As for the analysis, it was decided to use unsupervised K-Means algorithm, since the target of the research was to identify possible hidden commonances among the neighbourhoods.
Before running KMeans algorithm, it is necessary to assess the proper value of k, which is the number of clusters in which the dataset will be split. 

Several analysis with different values of k, from 2 to 9, have been then run, saving from each the distorsion coefficient. 
Increasing the number of clusters, the precision raises, thus it is necessary to check the "elbow curve", seeing on which value of k the precision increases less.

![elbow_curve.png](attachment:9848bdca-1a8f-4171-856d-30e61165028f.png)

From the chart, it is possible to notice that the desired number of clusters for the algorithm is 3.

The analysis has been then run with k = 3, identifying the labels for each borough and including in the dataframe.

![k_means analysis.png](attachment:25e11f12-ec0b-494f-ab0b-ea7b84808b14.png)

## RESULTS

Once the labels have been obtained, it is possible to run them on a Folium map, in order to see if there are immediately recognizable geografical patterns.

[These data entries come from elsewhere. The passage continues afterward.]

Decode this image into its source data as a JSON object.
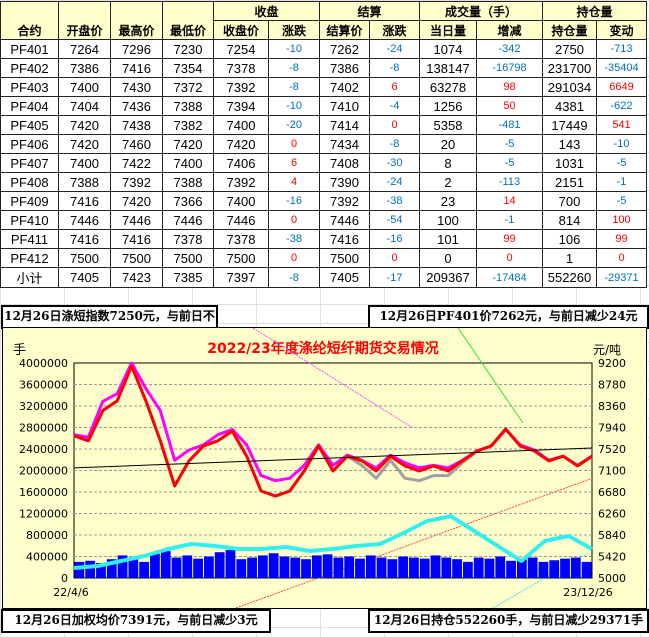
{
  "table": {
    "group_headers": [
      "收盘",
      "结算",
      "成交量（手）",
      "持仓量"
    ],
    "columns": [
      "合约",
      "开盘价",
      "最高价",
      "最低价",
      "收盘价",
      "涨跌",
      "结算价",
      "涨跌",
      "当日量",
      "增减",
      "持仓量",
      "变动"
    ],
    "rows": [
      [
        "PF401",
        "7264",
        "7296",
        "7230",
        "7254",
        "-10",
        "7262",
        "-24",
        "1074",
        "-342",
        "2750",
        "-713"
      ],
      [
        "PF402",
        "7386",
        "7416",
        "7354",
        "7378",
        "-8",
        "7386",
        "-8",
        "138147",
        "-16798",
        "231700",
        "-35404"
      ],
      [
        "PF403",
        "7400",
        "7430",
        "7372",
        "7392",
        "-8",
        "7402",
        "6",
        "63278",
        "98",
        "291034",
        "6649"
      ],
      [
        "PF404",
        "7404",
        "7436",
        "7388",
        "7394",
        "-10",
        "7410",
        "-4",
        "1256",
        "50",
        "4381",
        "-622"
      ],
      [
        "PF405",
        "7420",
        "7438",
        "7382",
        "7400",
        "-20",
        "7414",
        "0",
        "5358",
        "-481",
        "17449",
        "541"
      ],
      [
        "PF406",
        "7420",
        "7460",
        "7420",
        "7420",
        "0",
        "7434",
        "-8",
        "20",
        "-5",
        "143",
        "-10"
      ],
      [
        "PF407",
        "7400",
        "7422",
        "7400",
        "7406",
        "6",
        "7408",
        "-30",
        "8",
        "-5",
        "1031",
        "-5"
      ],
      [
        "PF408",
        "7388",
        "7392",
        "7388",
        "7392",
        "4",
        "7390",
        "-24",
        "2",
        "-113",
        "2151",
        "-1"
      ],
      [
        "PF409",
        "7416",
        "7420",
        "7366",
        "7400",
        "-16",
        "7392",
        "-38",
        "23",
        "14",
        "700",
        "-5"
      ],
      [
        "PF410",
        "7446",
        "7446",
        "7446",
        "7446",
        "0",
        "7446",
        "-54",
        "100",
        "-1",
        "814",
        "100"
      ],
      [
        "PF411",
        "7416",
        "7416",
        "7378",
        "7378",
        "-38",
        "7416",
        "-16",
        "101",
        "99",
        "106",
        "99"
      ],
      [
        "PF412",
        "7500",
        "7500",
        "7500",
        "7500",
        "0",
        "7500",
        "0",
        "0",
        "0",
        "1",
        "0"
      ],
      [
        "小计",
        "7405",
        "7423",
        "7385",
        "7397",
        "-8",
        "7405",
        "-17",
        "209367",
        "-17484",
        "552260",
        "-29371"
      ]
    ]
  },
  "notes": {
    "top_left": "12月26日涤短指数7250元，与前日不变",
    "top_right": "12月26日PF401价7262元，与前日减少24元",
    "bottom_left": "12月26日加权均价7391元，与前日减少3元",
    "bottom_right": "12月26日持仓552260手，与前日减少29371手"
  },
  "chart_data": {
    "type": "line",
    "title": "2022/23年度涤纶短纤期货交易情况",
    "ylabel_left": "手",
    "ylabel_right": "元/吨",
    "x_ticks": [
      "22/4/6",
      "23/12/26"
    ],
    "ylim_left": [
      0,
      4000000
    ],
    "ylim_right": [
      5000,
      9200
    ],
    "left_ticks": [
      "4000000",
      "3600000",
      "3200000",
      "2800000",
      "2400000",
      "2000000",
      "1600000",
      "1200000",
      "800000",
      "400000",
      "0"
    ],
    "right_ticks": [
      "9200",
      "8780",
      "8360",
      "7940",
      "7520",
      "7100",
      "6680",
      "6260",
      "5840",
      "5420",
      "5000"
    ],
    "grid": true,
    "colors": {
      "price": "#FF0000",
      "index": "#FF00FF",
      "settle": "#A0A0A0",
      "open_interest": "#33EEEE",
      "volume": "#0000FF",
      "trend": "#000000"
    },
    "price": [
      7780,
      7680,
      8270,
      8460,
      9140,
      8460,
      7680,
      6800,
      7290,
      7580,
      7680,
      7870,
      7380,
      6700,
      6600,
      6700,
      7090,
      7580,
      7090,
      7380,
      7290,
      7090,
      7380,
      7190,
      7090,
      7190,
      7090,
      7290,
      7480,
      7580,
      7910,
      7580,
      7480,
      7290,
      7380,
      7190,
      7380
    ],
    "index": [
      7800,
      7750,
      8450,
      8600,
      9200,
      8700,
      8270,
      7300,
      7500,
      7600,
      7800,
      7900,
      7600,
      7000,
      6900,
      6950,
      7200,
      7600,
      7200,
      7400,
      7300,
      7150,
      7400,
      7250,
      7150,
      7200,
      7150,
      7300,
      7480,
      7580,
      7900,
      7600,
      7500,
      7300,
      7380,
      7200,
      7380
    ],
    "settle": [
      7780,
      7680,
      8270,
      8460,
      9140,
      8460,
      7680,
      6800,
      7290,
      7580,
      7680,
      7870,
      7380,
      6700,
      6600,
      6700,
      7090,
      7580,
      7090,
      7380,
      7200,
      6950,
      7300,
      6950,
      6900,
      7000,
      7000,
      7250,
      7480,
      7580,
      7910,
      7580,
      7480,
      7290,
      7380,
      7190,
      7380
    ],
    "open_interest": [
      186000,
      223000,
      316000,
      410000,
      540000,
      633000,
      595000,
      540000,
      540000,
      577000,
      502000,
      540000,
      595000,
      633000,
      837000,
      1060000,
      1150000,
      874000,
      595000,
      316000,
      688000,
      781000,
      540000
    ],
    "volume": [
      300000,
      320000,
      280000,
      350000,
      420000,
      380000,
      300000,
      450000,
      500000,
      380000,
      420000,
      360000,
      400000,
      480000,
      520000,
      350000,
      380000,
      420000,
      460000,
      400000,
      380000,
      350000,
      420000,
      440000,
      380000,
      400000,
      360000,
      420000,
      380000,
      350000,
      400000,
      380000,
      360000,
      420000,
      380000,
      350000,
      300000,
      380000,
      360000,
      400000,
      320000,
      350000,
      380000,
      300000,
      330000,
      360000,
      380000,
      300000
    ],
    "trend": [
      7150,
      7540
    ]
  }
}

![labels_map.png](attachment:2a61ab64-16a9-4380-8320-2d5c3e8184b7.png)

Actually, the blue cluster tends to be a little more present on the outer neighbourhoods, while red and green tend to split the left and right sides.
Since the target was to identify some pattern among the restaurant types distribution, these results show that this could be the right direction.

In order to confirm it, some analysis on the clusters and their data distribution have been conducted.
In particular, for each cluster, the most common types of restaurant were identified and the average of the presence was calculated and displayed on a scatter plot.

![distribution.png](attachment:cf54632f-0817-4487-ab80-044629317cce.png)

## DISCUSSION OF THE RESULTS

The easiest result that is possible to notice is that in Milan the majority of the restaurants are Italian or are Pizza place. While this aspects seemed easily foreeseable, it also shows a limit of the categories presented by Foursquare API, because "Italian Restaurant", especially in Italy, is probably too vague, as it can be differentiated according to local cuisuine of the different regions.

Anyway, the average distribution of the most common type of restaurants seem to match the geographical clustering highlighted with the clustering.

In fact, the blue cluster, that is number 2, is the one that probably better characterize the restaurant in the most peripherical boroughs, shows a high presence of "Pizza place" that, while being part of Italian cuisine, is probably cheaper than a more traditional Italian restaurant.

The red cluster instead, number 1, presents a higher percentage of Italian Restaurant,  on average more expensive, is in fact associated with the right/center area of Milan, which is typically more luxurious.

## CONCLUSIONS

While this analysis seems to identifies a certain trend and distribution of the restaurants in Milan, it could be greatly improved if combined with a more accurate analysis of the cost of life in Milan, which could help contextualizing the above results.
Yet, in case of a real problem related to the necessity of opening a new restaurant in Milan, this research could be a first step, which should lead to an economical analysis.

Concerning the study itself, it would probably require to use a better starting dataset where the information about the venues should be taken, as Foursquare seems to have too broade categories, which will likely need to be brokedown manually, for example the "Restaurant" and "Italian Restaurant" categories.